Y	Hacker News new \| ask \| show \| jobs

by password4321 636 days ago

Is anyone willing to share general guidance on where to draw the line when it comes to using DB configuration to speed things up ( almost "buy") vs. basically doing things manually ("build")? In my limited experience it often falls to app developers because competent DB admins are all getting paid much more to work elsewhere (as mentioned above, it is important to know the DB).

My canonical example is large volumes of data that accrue over time with the most recent accessed most often, where the DB admins can partition things or do partial indexes to keep access fast, but the app developers can move records into a separate archive table sometimes behind the scenes while still supporting things like (eventual) search of the whole data set. (A note here that it feels like a tool could do a lot of the initial heavy lifting to automate splitting one table into many when it makes sense -- perhaps when limited by a cloud DB's missing features)
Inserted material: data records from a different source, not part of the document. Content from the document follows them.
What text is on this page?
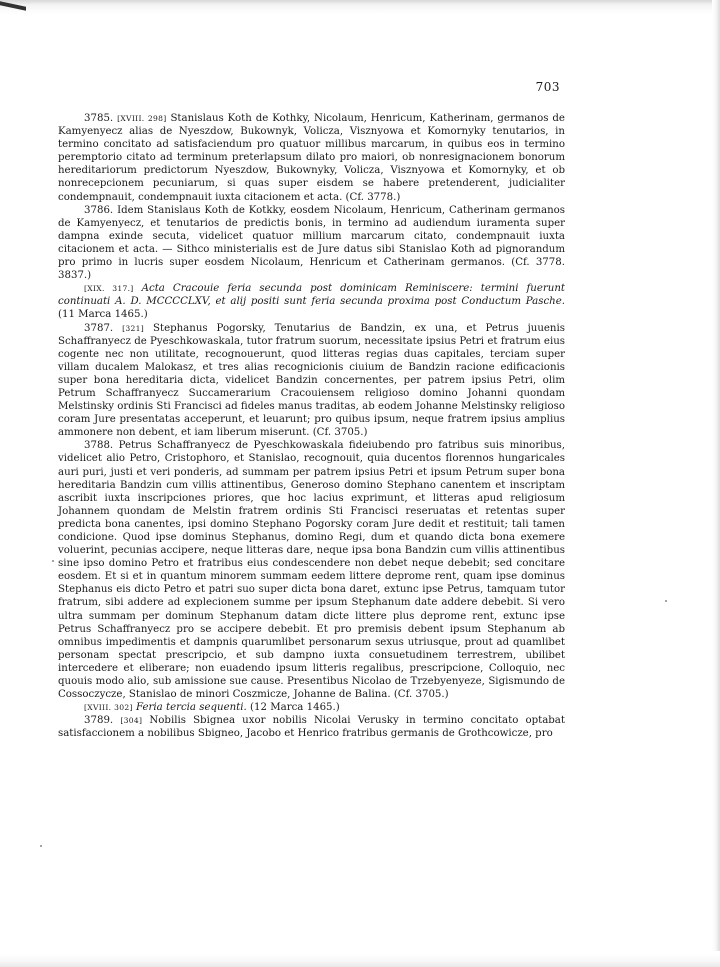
703

3785. [XVIII. 298] Stanislaus Koth de Kothky, Nicolaum, Henricum, Katherinam, germanos de Kamyenyecz alias de Nyeszdow, Bukownyk, Volicza, Visznyowa et Komornyky tenutarios, in termino concitato ad satisfaciendum pro quatuor millibus marcarum, in quibus eos in termino peremptorio citato ad terminum preterlapsum dilato pro maiori, ob nonresignacionem bonorum hereditariorum predictorum Nyeszdow, Bukownyky, Volicza, Visznyowa et Komornyky, et ob nonrecepcionem pecuniarum, si quas super eisdem se habere pretenderent, judicialiter condempnauit, condempnauit iuxta citacionem et acta. (Cf. 3778.)

3786. Idem Stanislaus Koth de Kotkky, eosdem Nicolaum, Henricum, Catherinam germanos de Kamyenyecz, et tenutarios de predictis bonis, in termino ad audiendum iuramenta super dampna exinde secuta, videlicet quatuor millium marcarum citato, condempnauit iuxta citacionem et acta. — Sithco ministerialis est de Jure datus sibi Stanislao Koth ad pignorandum pro primo in lucris super eosdem Nicolaum, Henricum et Catherinam germanos. (Cf. 3778. 3837.)

[XIX. 317.] Acta Cracouie feria secunda post dominicam Reminiscere: termini fuerunt continuati A. D. MCCCCLXV, et alij positi sunt feria secunda proxima post Conductum Pasche. (11 Marca 1465.)

3787. [321] Stephanus Pogorsky, Tenutarius de Bandzin, ex una, et Petrus juuenis Schaffranyecz de Pyeschkowaskala, tutor fratrum suorum, necessitate ipsius Petri et fratrum eius cogente nec non utilitate, recognouerunt, quod litteras regias duas capitales, terciam super villam ducalem Malokasz, et tres alias recognicionis ciuium de Bandzin racione edificacionis super bona hereditaria dicta, videlicet Bandzin concernentes, per patrem ipsius Petri, olim Petrum Schaffranyecz Succamerarium Cracouiensem religioso domino Johanni quondam Melstinsky ordinis Sti Francisci ad fideles manus traditas, ab eodem Johanne Melstinsky religioso coram Jure presentatas acceperunt, et leuarunt; pro quibus ipsum, neque fratrem ipsius amplius ammonere non debent, et iam liberum miserunt. (Cf. 3705.)

3788. Petrus Schaffranyecz de Pyeschkowaskala fideiubendo pro fatribus suis minoribus, videlicet alio Petro, Cristophoro, et Stanislao, recognouit, quia ducentos florennos hungaricales auri puri, justi et veri ponderis, ad summam per patrem ipsius Petri et ipsum Petrum super bona hereditaria Bandzin cum villis attinentibus, Generoso domino Stephano canentem et inscriptam ascribit iuxta inscripciones priores, que hoc lacius exprimunt, et litteras apud religiosum Johannem quondam de Melstin fratrem ordinis Sti Francisci reseruatas et retentas super predicta bona canentes, ipsi domino Stephano Pogorsky coram Jure dedit et restituit; tali tamen condicione. Quod ipse dominus Stephanus, domino Regi, dum et quando dicta bona exemere voluerint, pecunias accipere, neque litteras dare, neque ipsa bona Bandzin cum villis attinentibus sine ipso domino Petro et fratribus eius condescendere non debet neque debebit; sed concitare eosdem. Et si et in quantum minorem summam eedem littere deprome rent, quam ipse dominus Stephanus eis dicto Petro et patri suo super dicta bona daret, extunc ipse Petrus, tamquam tutor fratrum, sibi addere ad explecionem summe per ipsum Stephanum date addere debebit. Si vero ultra summam per dominum Stephanum datam dicte littere plus deprome rent, extunc ipse Petrus Schaffranyecz pro se accipere debebit. Et pro premisis debent ipsum Stephanum ab omnibus impedimentis et dampnis quarumlibet personarum sexus utriusque, prout ad quamlibet personam spectat prescripcio, et sub dampno iuxta consuetudinem terrestrem, ubilibet intercedere et eliberare; non euadendo ipsum litteris regalibus, prescripcione, Colloquio, nec quouis modo alio, sub amissione sue cause. Presentibus Nicolao de Trzebyenyeze, Sigismundo de Cossoczycze, Stanislao de minori Coszmicze, Johanne de Balina. (Cf. 3705.)

[XVIII. 302] Feria tercia sequenti. (12 Marca 1465.)

3789. [304] Nobilis Sbignea uxor nobilis Nicolai Verusky in termino concitato optabat satisfaccionem a nobilibus Sbigneo, Jacobo et Henrico fratribus germanis de Grothcowicze, pro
Another management option sometimes accommodated by the DB vs. doing manually is to store all large blobs/files in their own separate database (filesystem?!) for a different storage configuration etc.

I imagine it can go as far as basically implementing an index manually: one massive table with just an auto-incrementing primary key but tons of columns then setting up a table with that ID and a few searchable columns (including up to going full text search/vectors I guess).

Edit: one useful tip manually implementing the Materialized View pattern with MSSQL 2016+: use partition switching as well explained and implemented by https://github.com/cajuncoding/SqlBulkHelpers?tab=readme-ov-... (incidentally the most commercially useful out-SEO'd tiny-star-count library I've ever found, focused on bulk inserts into MSSQL using .NET). I think this is a good example of drawing the buy/build line in the right place with the automation of the partition switching.